To go by Brent Lang’s yaddah-yaddah 12.9 Variety report, it’ll be damn hard to pin responsibility for the Sony hacking on North Korea and hey, nobody really knows for sure what really happened, right? What squishy, equivocating crap. If you ask me yesterday’s analysis by The Verge‘s Russell Brandom is the piece to go by. He says flat-out that “the pileup of evidence has led many observers (including me) to conclude that North Korea is almost certainly behind the attacks [although] it’s unlikely that we’ll get any evidence that’s more definitive than what we already have.”

North Korean factor #1: Two days ago Bloomberg reported that one of the core IP addresses involved in leaking the Sony files belongs to the private network of the St.

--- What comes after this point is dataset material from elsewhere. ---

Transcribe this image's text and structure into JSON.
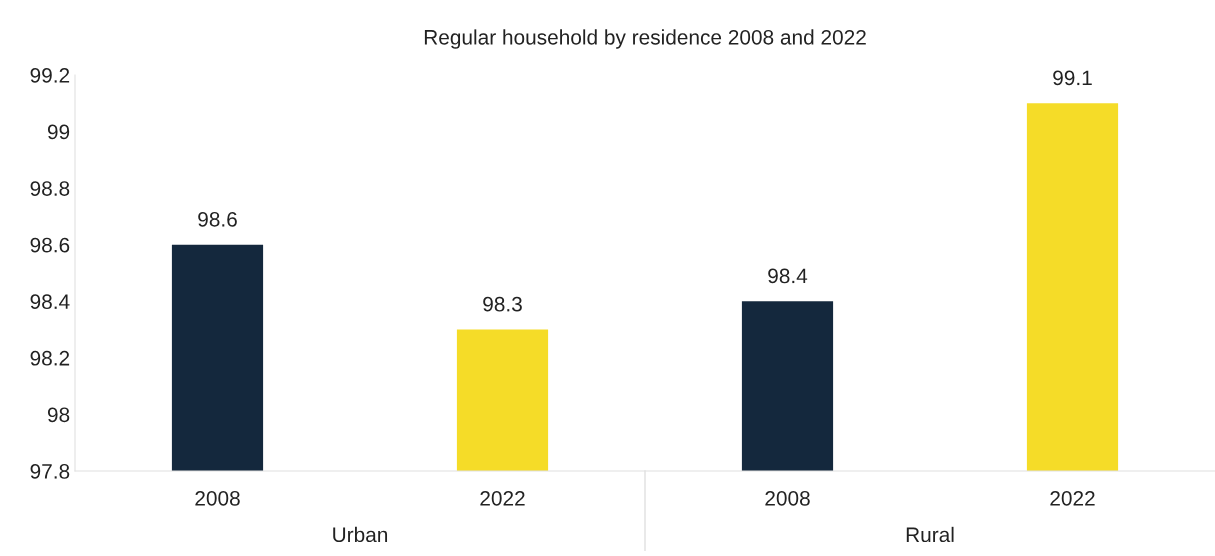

Regis Hotel in Bangkok, Thailand.” Plus there’s evidence, Brandom says, that “the attackers were aligned with North Korea.”

North Korean factor #2: “Whoever is behind the attacks has a specific grudge against Sony, and is more interested in revenge than making money or gathering information,” Brandom observes. “After the public spat over The Interview — which came with specific warnings of retaliation — it’s hard to think of anyone but North Korea that fits the profile. The North Korean government has also issued a string of less-than-convincing denials, ranging from an early ‘wait and see‘ to a more recent statement in which a spokesman called the hack an ‘act of justice,’ denying official involvement but admitting that it may have been carried out by the country’s supporters.”

North Korean factor #3: “Previous evidence [indicates] the specific program that wiped Sony’s computers was written in Korean. The attack also bears a striking resemblance to previous North Korean attacks, in both the specific details of the code and the previously unknown hacker group claiming responsibility. Bloomberg points to three previous attacks linked to North Korea that purported to be from previously unknown activist groups, one of which actually shares a server with the current attack.”